Consumer information

How Professional Standards Schemes protect you

Consumers are entitled to approach the courts to seek damages against a professional service provider who has failed to discharge their duty properly.

But unfortunately, it’s not uncommon for a consumer who is awarded damages to miss out on payment because their service provider is inadequately insured, and may be forced into bankruptcy. This is a hollow victory – one that, due to legal costs, can leave the consumer in an even worse financial position than before.

A unique approach to consumer protection

The Australian state and territory governments have taken a globally unique and innovative approach to this dilemma by introducing professional standards legislation. This seeks to strike a balance between:

  • Making sure that where damages are awarded for certain claims against professionals, the full amount of compensation awarded is available to the vast majority of consumers, and
  • Requiring rigorous standards of professional conduct, so claims for negligence are reduced.

The legislation strikes this balance by enabling the creation of Professional Standards Schemes. These formally limit liability for damages that can be awarded to a consumer, and require each professional to have insurance or other assets available to meet any damages awarded at or below that limit. Learn more about limited liability.

In addition, the associations responsible for the professional you deal with must prove that they expect and enforce high standards from their members before their Professional Standards Scheme is approved. This reduces the risk of things going wrong in the first place.
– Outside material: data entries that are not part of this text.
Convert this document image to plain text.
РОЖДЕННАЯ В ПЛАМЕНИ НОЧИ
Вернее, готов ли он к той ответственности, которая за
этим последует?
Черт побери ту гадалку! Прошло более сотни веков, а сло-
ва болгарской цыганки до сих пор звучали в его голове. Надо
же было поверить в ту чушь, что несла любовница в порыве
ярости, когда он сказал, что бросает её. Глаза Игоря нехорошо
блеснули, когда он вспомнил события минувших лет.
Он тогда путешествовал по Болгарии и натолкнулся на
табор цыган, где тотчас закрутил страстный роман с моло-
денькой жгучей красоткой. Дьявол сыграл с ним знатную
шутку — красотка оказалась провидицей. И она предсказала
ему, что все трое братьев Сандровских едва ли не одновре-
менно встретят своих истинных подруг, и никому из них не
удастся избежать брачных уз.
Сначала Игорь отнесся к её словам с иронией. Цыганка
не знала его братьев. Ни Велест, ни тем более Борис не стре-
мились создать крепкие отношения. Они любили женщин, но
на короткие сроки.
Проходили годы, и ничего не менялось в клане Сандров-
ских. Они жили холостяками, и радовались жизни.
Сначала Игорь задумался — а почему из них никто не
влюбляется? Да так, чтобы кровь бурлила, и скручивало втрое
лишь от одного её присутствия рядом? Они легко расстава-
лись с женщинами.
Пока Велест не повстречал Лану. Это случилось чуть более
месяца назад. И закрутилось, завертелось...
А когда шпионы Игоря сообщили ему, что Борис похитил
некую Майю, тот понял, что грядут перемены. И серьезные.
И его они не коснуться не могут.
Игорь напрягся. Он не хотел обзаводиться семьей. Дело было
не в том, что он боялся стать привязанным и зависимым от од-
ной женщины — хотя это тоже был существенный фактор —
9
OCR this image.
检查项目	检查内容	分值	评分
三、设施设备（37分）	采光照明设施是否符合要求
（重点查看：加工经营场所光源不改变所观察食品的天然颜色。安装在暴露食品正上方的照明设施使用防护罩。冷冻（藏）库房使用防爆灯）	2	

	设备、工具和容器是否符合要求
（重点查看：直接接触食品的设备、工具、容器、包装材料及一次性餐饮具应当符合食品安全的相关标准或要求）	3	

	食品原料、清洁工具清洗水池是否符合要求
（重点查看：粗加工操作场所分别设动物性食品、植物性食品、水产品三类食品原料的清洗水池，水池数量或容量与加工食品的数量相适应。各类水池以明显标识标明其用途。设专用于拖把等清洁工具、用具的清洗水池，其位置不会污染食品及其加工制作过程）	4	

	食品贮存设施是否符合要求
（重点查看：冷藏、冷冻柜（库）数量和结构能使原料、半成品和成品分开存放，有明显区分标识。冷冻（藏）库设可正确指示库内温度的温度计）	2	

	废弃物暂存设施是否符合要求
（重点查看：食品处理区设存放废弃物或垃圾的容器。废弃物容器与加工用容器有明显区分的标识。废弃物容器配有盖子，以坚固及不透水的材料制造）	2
What we expect associations to do

Associations must demonstrate that the people they are representing form a genuine professional community that can protect consumers and manage risk.

We assess this by requiring associations to complete an intensive application process, in which they must be able to prove that their association has the capacity to regulate its members and protect consumers in certain key areas before their Professional Standards Scheme is approved.

Once an association’s scheme has been approved, it must meet ongoing compliance and professional standards improvement requirements. This includes the submission of detailed reports to us every year, which are tabled and discussed in parliament.

If associations don’t submit these reports – or if they fail to meet their scheme requirements – the Professional Standards Councils can issue warnings, seek fines and other remedies through the courts, or consider revoking the association’s scheme.